The on_start method us from having to download the model multiple times, but we can avoid downloading the model entirely by caching it in a Storage Volume: Beam allows you to create highly-available storage volumes that can be used across tasks. You might use volumes for things like storing model weights or large datasets. 
from beam import Image, endpoint, Volume


# Model weights will be cached in this folder
CACHE_PATH = "./weights"


# This function runs once when the container first starts
def download_models():
    from transformers import AutoTokenizer, OPTForCausalLM

    model = OPTForCausalLM.from_pretrained("facebook/opt-125m", cache_dir=CACHE_PATH)
    tokenizer = AutoTokenizer.from_pretrained("facebook/opt-125m", cache_dir=CACHE_PATH)

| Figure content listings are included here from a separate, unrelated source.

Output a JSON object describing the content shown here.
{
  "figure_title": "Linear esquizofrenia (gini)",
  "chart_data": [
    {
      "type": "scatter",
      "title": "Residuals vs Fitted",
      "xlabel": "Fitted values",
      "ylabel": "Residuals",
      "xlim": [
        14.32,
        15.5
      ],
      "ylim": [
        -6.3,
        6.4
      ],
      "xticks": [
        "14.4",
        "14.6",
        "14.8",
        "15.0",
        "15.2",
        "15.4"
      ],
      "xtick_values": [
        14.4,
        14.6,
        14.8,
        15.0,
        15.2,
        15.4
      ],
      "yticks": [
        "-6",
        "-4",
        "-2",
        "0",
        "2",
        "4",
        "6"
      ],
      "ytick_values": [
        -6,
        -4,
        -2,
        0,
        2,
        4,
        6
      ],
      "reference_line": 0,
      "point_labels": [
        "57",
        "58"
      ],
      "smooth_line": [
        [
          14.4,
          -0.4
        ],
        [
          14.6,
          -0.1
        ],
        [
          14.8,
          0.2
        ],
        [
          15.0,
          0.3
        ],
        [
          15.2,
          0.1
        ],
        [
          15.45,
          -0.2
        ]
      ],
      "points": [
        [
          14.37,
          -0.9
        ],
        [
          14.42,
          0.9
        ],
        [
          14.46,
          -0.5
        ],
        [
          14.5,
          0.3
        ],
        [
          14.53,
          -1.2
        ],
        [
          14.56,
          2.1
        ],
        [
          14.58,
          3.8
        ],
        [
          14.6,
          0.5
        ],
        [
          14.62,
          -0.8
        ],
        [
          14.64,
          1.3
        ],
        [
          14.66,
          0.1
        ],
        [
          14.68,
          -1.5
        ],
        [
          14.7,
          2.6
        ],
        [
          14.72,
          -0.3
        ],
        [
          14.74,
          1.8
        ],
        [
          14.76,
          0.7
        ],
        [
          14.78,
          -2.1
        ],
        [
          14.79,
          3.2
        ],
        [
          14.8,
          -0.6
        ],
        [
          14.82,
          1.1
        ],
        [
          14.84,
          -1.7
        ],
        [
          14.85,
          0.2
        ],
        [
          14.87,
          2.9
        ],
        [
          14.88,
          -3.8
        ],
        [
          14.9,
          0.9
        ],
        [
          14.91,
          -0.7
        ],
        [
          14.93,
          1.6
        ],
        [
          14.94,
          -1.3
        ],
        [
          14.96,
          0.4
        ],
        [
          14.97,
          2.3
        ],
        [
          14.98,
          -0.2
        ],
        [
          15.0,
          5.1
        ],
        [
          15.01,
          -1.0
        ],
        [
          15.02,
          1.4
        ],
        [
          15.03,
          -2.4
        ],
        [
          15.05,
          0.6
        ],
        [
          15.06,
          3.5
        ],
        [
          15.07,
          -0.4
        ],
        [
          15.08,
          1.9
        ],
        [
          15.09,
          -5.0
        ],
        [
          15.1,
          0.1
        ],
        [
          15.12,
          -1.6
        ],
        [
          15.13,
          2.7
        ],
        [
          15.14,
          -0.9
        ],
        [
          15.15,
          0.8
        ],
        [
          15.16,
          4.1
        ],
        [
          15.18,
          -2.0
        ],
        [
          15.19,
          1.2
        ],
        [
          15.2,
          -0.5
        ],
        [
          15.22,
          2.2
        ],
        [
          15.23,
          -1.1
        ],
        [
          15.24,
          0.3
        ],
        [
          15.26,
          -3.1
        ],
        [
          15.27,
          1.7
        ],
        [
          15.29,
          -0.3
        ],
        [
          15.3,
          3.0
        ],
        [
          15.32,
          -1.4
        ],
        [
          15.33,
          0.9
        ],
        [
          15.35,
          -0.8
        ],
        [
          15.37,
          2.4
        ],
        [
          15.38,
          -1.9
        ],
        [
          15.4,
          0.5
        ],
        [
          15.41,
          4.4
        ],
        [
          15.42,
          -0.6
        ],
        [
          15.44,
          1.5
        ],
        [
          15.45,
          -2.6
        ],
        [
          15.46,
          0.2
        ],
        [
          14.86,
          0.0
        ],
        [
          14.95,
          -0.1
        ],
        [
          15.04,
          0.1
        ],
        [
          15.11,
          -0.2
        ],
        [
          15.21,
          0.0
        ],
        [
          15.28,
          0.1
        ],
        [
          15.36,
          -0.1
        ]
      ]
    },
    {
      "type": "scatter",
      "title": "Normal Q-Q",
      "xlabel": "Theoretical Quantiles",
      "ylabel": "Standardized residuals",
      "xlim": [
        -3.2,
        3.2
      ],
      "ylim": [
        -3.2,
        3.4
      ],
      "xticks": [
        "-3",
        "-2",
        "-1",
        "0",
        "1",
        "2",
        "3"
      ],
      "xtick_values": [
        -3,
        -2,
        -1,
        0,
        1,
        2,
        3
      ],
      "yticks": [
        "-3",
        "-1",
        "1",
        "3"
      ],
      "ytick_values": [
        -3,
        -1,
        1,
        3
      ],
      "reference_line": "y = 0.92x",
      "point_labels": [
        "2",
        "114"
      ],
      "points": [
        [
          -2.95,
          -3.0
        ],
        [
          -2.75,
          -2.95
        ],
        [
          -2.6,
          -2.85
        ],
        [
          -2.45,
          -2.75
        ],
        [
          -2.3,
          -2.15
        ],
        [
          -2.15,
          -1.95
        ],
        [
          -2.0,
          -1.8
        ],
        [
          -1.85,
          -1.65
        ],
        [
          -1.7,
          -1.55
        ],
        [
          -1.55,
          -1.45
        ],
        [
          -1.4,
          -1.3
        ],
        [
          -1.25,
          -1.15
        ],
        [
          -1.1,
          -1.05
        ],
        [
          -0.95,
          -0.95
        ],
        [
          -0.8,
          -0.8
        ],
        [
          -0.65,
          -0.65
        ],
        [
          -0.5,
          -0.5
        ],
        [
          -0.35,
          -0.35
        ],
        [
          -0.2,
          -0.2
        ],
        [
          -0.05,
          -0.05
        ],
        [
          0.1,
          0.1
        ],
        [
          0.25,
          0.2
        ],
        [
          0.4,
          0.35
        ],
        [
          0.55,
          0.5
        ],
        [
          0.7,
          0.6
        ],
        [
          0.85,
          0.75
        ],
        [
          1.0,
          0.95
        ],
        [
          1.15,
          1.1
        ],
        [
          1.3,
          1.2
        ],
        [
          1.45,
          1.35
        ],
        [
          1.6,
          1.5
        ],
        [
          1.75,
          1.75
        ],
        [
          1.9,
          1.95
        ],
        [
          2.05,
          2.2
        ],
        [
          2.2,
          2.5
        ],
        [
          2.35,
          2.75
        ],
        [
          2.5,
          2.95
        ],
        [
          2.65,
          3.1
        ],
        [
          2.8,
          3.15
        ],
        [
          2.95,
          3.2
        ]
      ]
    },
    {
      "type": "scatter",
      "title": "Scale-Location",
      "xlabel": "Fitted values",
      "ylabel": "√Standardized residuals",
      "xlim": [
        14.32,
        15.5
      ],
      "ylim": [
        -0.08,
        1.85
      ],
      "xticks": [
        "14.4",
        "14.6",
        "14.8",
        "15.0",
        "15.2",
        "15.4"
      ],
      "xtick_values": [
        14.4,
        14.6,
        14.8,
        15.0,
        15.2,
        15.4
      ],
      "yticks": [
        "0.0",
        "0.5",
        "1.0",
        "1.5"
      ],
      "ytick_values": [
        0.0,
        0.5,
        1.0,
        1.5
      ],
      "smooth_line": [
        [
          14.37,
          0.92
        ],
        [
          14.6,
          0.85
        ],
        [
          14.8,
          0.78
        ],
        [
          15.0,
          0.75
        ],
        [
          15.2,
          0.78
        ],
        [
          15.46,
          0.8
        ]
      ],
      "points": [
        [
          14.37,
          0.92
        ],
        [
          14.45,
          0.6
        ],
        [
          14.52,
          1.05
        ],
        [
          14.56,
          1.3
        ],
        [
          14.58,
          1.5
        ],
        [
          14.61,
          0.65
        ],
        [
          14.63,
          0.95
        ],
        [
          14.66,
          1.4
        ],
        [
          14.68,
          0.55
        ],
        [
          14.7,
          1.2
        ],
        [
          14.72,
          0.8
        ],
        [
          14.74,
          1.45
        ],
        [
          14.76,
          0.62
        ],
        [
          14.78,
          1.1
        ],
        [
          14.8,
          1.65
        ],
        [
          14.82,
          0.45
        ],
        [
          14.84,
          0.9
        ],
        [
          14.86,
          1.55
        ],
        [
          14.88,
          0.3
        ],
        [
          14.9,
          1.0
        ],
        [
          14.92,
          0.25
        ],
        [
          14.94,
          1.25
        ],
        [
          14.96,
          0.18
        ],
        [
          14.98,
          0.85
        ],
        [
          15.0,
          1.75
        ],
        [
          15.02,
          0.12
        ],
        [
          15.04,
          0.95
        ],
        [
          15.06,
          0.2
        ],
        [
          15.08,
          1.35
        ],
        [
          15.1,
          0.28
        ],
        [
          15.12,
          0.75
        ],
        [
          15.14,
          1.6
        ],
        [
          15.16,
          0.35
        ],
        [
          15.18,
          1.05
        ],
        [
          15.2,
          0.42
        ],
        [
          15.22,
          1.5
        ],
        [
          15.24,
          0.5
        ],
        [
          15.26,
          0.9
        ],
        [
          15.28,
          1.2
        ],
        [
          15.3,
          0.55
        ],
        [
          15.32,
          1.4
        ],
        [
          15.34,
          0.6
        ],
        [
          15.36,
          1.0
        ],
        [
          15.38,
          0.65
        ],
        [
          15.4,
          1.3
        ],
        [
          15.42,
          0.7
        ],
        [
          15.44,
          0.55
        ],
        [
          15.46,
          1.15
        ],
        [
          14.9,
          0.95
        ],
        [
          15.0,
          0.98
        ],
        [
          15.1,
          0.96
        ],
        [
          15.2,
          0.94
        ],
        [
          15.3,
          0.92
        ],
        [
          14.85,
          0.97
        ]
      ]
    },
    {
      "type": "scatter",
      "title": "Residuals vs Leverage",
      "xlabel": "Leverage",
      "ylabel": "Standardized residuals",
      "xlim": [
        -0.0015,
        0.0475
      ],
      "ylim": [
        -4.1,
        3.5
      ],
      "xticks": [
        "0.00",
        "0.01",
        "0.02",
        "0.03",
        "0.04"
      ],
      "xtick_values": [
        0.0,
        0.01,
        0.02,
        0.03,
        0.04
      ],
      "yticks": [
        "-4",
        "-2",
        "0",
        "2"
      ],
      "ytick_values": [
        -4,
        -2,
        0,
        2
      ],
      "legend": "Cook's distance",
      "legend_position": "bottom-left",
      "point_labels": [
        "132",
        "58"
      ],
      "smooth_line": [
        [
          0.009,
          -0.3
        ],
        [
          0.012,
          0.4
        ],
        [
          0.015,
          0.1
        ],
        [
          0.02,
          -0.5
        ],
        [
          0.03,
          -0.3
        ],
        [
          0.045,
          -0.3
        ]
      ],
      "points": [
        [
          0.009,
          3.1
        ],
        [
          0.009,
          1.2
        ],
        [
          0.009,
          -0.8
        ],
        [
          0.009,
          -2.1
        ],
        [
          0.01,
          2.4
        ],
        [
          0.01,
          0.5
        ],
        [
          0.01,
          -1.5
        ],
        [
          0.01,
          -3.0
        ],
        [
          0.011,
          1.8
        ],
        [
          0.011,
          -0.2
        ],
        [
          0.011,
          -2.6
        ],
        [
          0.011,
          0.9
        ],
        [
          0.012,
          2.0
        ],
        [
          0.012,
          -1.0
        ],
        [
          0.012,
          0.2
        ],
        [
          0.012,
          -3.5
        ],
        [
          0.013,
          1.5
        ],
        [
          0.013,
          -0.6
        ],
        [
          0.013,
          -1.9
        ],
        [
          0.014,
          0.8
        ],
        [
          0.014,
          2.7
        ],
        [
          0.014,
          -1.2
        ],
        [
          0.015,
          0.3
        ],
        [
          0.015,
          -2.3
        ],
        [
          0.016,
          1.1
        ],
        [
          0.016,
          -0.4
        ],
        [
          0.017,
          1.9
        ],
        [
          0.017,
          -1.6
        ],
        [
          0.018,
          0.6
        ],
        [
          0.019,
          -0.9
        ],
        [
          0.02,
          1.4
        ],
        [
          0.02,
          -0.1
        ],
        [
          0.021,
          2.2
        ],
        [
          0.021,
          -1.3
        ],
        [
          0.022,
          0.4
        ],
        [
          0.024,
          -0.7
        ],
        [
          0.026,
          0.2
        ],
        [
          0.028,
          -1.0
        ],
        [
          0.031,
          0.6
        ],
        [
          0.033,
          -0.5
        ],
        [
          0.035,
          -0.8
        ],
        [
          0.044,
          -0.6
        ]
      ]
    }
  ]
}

    return model, tokenizer


@endpoint(
    on_start=download_models,
    volumes=[Volume(name="weights", mount_path=CACHE_PATH)],
    cpu=1,
    memory="16Gi",
    gpu="T4",
    image=Image(
        python_version="python3.9",
        python_packages=[
            "transformers",
            "torch",
        ],
    ),
)
Now, these models can be automatically downloaded to the volume by using the cache_dir argument in transformers: 
model = OPTForCausalLM.from_pretrained("facebook/opt-125m", cache_dir=CACHE_PATH)
tokenizer = AutoTokenizer.from_pretrained("facebook/opt-125m", cache_dir=CACHE_PATH)
These volumes are mounted directly to the container running your app, so you can read and write them to disk like any normal file.

Configure Autoscaling (Optional)

You can control your autoscaling behavior with QueueDepthAutoscaler. QueueDepthAutoscaler takes two parameters:
  • max_containers
  • tasks_per_container
from beam import endpoint, QueueDepthAutoscaler


@endpoint(autoscaler=QueueDepthAutoscaler(max_containers=5, tasks_per_container=1))
def function():
    pass

Deployment

With these performance optimizations in place, it’s time to deploy your API to create a persistent endpoint. In your shell, run this command to deploy your app: 
beam deploy app.py:predict --name inference-app

Monitoring Logs and Task Status

In the dashboard, you can view the status of the task and the logs from the container:

Summary

You’ve successfully created a highly performant serverless API for your ML model!